The formula interface is the same for coxph
as it is for lm
or glm
. If you need to form all the two-way interactions, you use the ^
-operator with a first argument of the "sum" of the covariates and a second argument of 2
:
coxph(Surv(wmonth,chldage1) ~
( as.factor(nsibs)+mthage+race+poverty+bweight+smoke)^2,
data=pneumon)
I do not think there is a Cox regression step
stepdown function. Thereau has spoken out in the past against making the process easy to automate. As Roland notes in his comment the prevailing opinion among all the R Core package authors is that stepwise procedures are statistically suspect. (This often creates some culture shock when persons cross-over to R from SPSS or SAS, where the culture is more accepting of stepwise procedures and where social science stats courses seem to endorse the method.)
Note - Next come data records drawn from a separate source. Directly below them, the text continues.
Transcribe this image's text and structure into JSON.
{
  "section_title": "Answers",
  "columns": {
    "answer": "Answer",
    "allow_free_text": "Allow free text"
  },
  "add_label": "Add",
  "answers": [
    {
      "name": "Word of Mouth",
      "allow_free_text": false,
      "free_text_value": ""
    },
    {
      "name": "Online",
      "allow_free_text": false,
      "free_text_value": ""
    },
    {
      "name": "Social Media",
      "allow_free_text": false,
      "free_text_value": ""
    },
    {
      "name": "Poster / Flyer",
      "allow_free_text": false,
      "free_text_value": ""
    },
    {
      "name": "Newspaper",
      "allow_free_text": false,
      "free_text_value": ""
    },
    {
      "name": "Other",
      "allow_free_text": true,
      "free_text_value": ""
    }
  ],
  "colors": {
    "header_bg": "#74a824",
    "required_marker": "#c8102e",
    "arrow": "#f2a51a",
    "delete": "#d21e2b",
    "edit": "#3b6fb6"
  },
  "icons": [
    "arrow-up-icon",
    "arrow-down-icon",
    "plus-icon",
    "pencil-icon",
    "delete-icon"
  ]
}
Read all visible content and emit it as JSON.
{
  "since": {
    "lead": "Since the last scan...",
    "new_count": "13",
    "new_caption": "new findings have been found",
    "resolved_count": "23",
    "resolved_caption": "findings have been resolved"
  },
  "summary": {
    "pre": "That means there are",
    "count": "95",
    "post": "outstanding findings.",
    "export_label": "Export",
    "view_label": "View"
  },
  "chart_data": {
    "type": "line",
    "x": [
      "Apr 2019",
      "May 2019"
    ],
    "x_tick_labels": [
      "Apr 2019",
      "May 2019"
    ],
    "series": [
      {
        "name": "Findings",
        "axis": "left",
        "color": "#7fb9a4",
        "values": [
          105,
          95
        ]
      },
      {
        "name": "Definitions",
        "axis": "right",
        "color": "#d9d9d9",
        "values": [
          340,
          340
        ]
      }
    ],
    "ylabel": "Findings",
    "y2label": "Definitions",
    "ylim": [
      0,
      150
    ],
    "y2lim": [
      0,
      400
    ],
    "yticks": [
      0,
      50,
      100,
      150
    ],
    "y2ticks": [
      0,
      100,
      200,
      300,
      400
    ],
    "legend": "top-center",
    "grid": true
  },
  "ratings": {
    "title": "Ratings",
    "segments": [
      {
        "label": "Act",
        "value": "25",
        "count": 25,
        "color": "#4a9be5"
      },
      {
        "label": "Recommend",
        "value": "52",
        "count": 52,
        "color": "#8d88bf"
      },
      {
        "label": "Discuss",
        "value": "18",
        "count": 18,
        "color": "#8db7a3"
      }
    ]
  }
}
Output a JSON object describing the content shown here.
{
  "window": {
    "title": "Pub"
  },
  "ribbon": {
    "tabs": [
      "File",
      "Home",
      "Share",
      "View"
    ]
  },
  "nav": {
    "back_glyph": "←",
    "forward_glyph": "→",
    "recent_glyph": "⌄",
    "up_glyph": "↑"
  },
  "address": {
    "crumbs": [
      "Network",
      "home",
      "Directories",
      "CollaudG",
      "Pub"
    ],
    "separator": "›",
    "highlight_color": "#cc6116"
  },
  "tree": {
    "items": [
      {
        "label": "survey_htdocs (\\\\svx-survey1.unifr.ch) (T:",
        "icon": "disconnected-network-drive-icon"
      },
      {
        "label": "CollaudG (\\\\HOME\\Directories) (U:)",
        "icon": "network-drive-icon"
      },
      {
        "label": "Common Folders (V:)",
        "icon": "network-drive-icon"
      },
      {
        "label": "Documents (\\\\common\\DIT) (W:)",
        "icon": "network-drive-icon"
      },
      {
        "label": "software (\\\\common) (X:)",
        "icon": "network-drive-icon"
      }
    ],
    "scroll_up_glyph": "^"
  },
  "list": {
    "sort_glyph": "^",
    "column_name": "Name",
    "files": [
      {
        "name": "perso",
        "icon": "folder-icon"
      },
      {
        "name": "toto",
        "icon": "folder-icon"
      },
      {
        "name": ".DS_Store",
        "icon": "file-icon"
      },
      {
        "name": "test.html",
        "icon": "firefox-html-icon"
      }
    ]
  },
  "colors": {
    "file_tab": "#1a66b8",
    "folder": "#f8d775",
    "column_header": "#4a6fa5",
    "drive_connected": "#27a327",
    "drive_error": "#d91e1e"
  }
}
First off you need to address the question of whether your data has enough events to support such a complex model. The statistical power of Cox models is driven by the number of events, not the number of subjects at risk. An admittedly imperfect rule of thumb is that you need 10-15 events for each covariate and by expanding the interactions perhaps 10-fold, you expand the required number of events by a similar factor.
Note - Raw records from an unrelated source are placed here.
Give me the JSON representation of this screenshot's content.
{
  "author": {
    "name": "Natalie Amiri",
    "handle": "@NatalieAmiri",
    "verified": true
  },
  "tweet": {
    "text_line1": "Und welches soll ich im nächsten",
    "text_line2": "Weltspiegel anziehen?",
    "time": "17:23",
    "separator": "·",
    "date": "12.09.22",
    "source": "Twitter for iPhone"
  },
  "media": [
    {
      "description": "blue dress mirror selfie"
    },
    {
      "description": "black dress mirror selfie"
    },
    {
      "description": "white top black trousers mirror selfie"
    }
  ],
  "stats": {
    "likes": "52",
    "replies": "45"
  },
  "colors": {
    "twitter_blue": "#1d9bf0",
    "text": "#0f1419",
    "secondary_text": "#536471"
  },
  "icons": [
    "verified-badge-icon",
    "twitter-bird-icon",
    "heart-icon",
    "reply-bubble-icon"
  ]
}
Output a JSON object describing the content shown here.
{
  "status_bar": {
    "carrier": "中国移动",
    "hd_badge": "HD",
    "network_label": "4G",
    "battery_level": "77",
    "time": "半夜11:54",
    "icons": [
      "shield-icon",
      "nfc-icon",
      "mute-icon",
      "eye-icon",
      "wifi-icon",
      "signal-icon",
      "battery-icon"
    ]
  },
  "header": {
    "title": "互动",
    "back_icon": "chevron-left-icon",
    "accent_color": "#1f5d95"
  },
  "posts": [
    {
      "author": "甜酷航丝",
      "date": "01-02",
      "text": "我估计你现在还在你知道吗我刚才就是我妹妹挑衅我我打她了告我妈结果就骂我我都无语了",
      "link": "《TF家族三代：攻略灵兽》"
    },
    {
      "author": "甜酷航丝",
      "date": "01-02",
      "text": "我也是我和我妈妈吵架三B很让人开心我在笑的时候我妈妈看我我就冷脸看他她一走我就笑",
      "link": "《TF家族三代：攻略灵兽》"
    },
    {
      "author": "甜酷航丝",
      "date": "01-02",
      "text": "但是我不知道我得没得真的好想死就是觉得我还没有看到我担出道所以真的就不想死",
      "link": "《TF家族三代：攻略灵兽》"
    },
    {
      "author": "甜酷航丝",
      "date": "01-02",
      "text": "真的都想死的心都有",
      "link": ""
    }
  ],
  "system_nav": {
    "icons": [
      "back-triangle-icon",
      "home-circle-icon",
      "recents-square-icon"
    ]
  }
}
Harrell has discussed such matters in his RMS book and rms
-package documentation and advocates applying shrinkage to the covariate estimates in the process of any selection method. That would be a more statistically principled route to follow.
If you do have such a large dataset and there is no theory in your domain of investigation regarding which covariate interactions are more likely to be important, an alternate would be to examine the full interaction model and then proceed with the perspective that each modification of your model adds to the number of degrees of freedom for the overall process. I have faced such a situation in the past (thousands of events, millions at risk) and my approach was to keep the interactions that met a more stringent statistical theory. I restricted this approach to groups of variables that were considered related. I examined them first for their 2-way correlations. With no categorical variables in my model except smoking and gender and 5 continuous covariates, I kept 2-way interactions that had delta-deviance (distributed as chi-square stats) measures of 30 or more. I was thereby retaining interactions that "achieved significance" where the implicit degrees of freedom were much higher than the naive software listings. I also compared the results for the retained covariate interactions with and without the removed interactions to make sure that the process had not meaningfully shifted the magnitudes of the predicted effects. I also used Harrell's rms-package's validation and calibration procedures.